Search results ({{ res.total }}):

What's wrong with surrendering alone?

GYE Corp. Sunday, 15 January 2012

Is your surrendering done all by your lonesome, or do you have a few choices of folks you can call to quickly do the surrender with and then move on? It is important for us to surrender together with other people - and my favorite reason for that, is quite cool:

The only place surrender is ever made is inside my heart, where my motivations are and my actions are decided. What we say is not often worth very much. So you'd think that surrendering in my heart = success, period. Technically, that's true. Still, there is a huge poison inherent in surrendering exclusively privately and I bet it has ruined many good-hearted frummeh yidden like us, addicts or not:

When I surrender privately exclusively, and am granted relief by Hashem, I will be grateful.

When I do it again a few more times, though, I will be machzik myself as a good Jew. And what's so bad about that? Nothing really, but....

After a few more times, I will believe that I am 'really something'... I see it all the time, and saw it in myself, as well. And unfortunately, in the sick realm of his or her addiction all the 'positive self-esteem' stuff of Rav Twerski avail an addict zero, really. Thinking we are 'really something' means one thing: EGO: E dging G-d O ut. Period.

A normal person can afford that, but many addicts agree that they cannot. We need to remember exactly who we are and what we are prone to. The first step (of the 12) is not done once - it is an awareness that saves us again and again from death.

When we surrender in our hearts and share that surrender with another (safe) person, it is really hard to consider ourselves heroes . After all, my thoughts (if I am really being honest and open about them) are occasionally quite immature, perverted, and goofy. And my recovery buddy knows all about it! He surely doesn't look down on me for my thoughts, cuz he understands his own addiction and how even men and women of great quality - even great rabbonim, good fathers, and courageous people - are quite pathetic in addiction. I know a lot of great talmidei chachomin, lawyers, and doctors - all addicts like me - whose brains can come up with the silliest and most dangerous ideas when a woman with the right 'accouterments' talks nicely to them, or when they are alone at the office with an unfiltered computer (or book)... or whatever. Willpower will not protect them forever - hence, they are guaranteed to fail - they are powerless and admit it freely.
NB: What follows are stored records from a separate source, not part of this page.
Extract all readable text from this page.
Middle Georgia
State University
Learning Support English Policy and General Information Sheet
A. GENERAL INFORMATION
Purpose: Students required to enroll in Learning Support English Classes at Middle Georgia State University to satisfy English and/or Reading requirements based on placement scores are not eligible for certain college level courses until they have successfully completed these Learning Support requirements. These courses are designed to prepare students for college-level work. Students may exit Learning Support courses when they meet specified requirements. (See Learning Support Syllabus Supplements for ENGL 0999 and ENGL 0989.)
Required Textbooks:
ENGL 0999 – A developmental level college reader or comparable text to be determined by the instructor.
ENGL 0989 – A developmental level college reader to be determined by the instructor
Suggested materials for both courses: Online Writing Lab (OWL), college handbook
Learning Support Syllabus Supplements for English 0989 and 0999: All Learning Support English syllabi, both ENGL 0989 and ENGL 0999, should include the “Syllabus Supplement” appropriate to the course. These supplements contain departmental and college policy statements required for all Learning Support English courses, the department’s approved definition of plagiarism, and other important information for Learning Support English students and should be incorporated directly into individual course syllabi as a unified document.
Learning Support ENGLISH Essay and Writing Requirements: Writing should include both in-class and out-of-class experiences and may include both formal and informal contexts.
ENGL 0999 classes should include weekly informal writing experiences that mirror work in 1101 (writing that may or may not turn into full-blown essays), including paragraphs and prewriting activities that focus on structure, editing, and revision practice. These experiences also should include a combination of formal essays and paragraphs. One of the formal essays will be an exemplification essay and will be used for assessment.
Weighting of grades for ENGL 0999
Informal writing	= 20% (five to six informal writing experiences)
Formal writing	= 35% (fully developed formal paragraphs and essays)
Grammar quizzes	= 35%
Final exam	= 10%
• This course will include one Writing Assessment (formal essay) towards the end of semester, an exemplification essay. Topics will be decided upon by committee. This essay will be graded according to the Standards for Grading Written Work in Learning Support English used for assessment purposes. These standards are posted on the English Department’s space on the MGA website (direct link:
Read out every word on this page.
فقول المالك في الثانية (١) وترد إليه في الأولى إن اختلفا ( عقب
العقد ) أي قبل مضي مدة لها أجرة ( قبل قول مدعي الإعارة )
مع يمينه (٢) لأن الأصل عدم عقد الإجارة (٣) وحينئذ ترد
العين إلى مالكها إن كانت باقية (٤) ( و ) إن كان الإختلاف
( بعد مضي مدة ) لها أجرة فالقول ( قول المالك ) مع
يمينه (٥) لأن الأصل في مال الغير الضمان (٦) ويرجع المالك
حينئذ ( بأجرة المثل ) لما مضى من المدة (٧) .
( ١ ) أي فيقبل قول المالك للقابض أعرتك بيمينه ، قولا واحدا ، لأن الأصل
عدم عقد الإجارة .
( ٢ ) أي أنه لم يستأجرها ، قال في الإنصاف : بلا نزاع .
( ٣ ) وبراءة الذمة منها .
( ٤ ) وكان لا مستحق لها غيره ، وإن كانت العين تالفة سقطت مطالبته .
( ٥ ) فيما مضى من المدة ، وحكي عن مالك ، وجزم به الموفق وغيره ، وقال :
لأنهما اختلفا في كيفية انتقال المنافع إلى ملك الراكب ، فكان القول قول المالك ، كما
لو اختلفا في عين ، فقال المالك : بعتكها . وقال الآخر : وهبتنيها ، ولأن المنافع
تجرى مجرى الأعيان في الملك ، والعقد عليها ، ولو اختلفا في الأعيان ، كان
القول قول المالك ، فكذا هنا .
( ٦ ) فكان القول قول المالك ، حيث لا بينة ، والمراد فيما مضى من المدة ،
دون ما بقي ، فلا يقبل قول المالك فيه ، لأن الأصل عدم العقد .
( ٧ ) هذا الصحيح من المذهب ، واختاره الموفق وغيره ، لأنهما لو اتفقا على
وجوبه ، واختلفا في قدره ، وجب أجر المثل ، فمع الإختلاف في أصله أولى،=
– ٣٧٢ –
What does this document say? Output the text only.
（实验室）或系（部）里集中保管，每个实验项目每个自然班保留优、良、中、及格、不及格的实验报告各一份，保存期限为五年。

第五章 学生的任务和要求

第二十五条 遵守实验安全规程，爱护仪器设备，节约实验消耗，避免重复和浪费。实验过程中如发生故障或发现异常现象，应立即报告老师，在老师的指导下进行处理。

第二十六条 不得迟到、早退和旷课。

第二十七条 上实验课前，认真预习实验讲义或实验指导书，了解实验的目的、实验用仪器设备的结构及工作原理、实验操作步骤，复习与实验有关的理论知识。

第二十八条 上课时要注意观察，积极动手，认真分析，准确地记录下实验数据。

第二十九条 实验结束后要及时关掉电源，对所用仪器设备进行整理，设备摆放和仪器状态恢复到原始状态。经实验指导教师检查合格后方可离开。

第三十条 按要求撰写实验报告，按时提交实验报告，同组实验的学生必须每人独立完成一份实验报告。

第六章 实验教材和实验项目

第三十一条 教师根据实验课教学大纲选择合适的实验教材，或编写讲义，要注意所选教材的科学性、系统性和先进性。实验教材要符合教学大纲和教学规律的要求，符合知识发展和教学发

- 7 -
But it's nothing to be ashamed of, really. It's just the truth about us! Hey - my body will eventually die, slowly rot, and smell horrible - people will run from it. Not a pleasant thing to think about, so we don't. And that's normal. But with addiction, if we choose to allow our shame to guide us we'll never share it and surely self-destruct. We make philosophical and religious excuses for keeping it private - it's all really just shame of our own 'stink'.

Addicts in recovery know better.

So we share it with another person rather than just privately give up our 'right' to it and ask Hashem to save us from the pain/regret. We tell them all about it. There is no shame left when it comes down to saving my life, thank-you. We all know what happens to the guy who has a heart attack R"l in the bathroom and is too shamed to call for help because he hasn't wiped himself yet... (sorry)

It helps keep me right-sized in my own mind and heart when I know that other people are fully aware of the depth of craziness that my addict mind is capable of. And right-sizedness is perhaps the greatest 'sobriety insurance' in the world.

Humility in action, not just in words. Talk is certainly cheap. But talking out our insides to another is precious, precious, precious!

Let's come out - and stay out - of the shadows.

 

GYE adds: Hashgacha made me stumble on this piece from the Rambam:

The Rambam (Maimonides, Mishnah Torah, "Laws of Repentance", 10,3) writes: "What is the proper love that we must have for G-d? It is to love G-d with an exceedingly great and intensely powerful love until the individual is constantly enraptured by it; he must be stricken like a lovesick person, whose mind is at no time free from his passion for a particular woman, with the thought of her filling his heart at all times, whether he be sitting down or rising up, whether he be eating or drinking. Even more intense should the love of G-d be in the hearts of those who love Him, and this love should constantly absorb him, as we are commanded to love the Lord "with all your heart and with all your soul." Solomon expressed this allegorically in the verse, "for I am sick with love." (Song of Songs, 2:5) Indeed, the entire Song of Songs is an allegorical description of this love.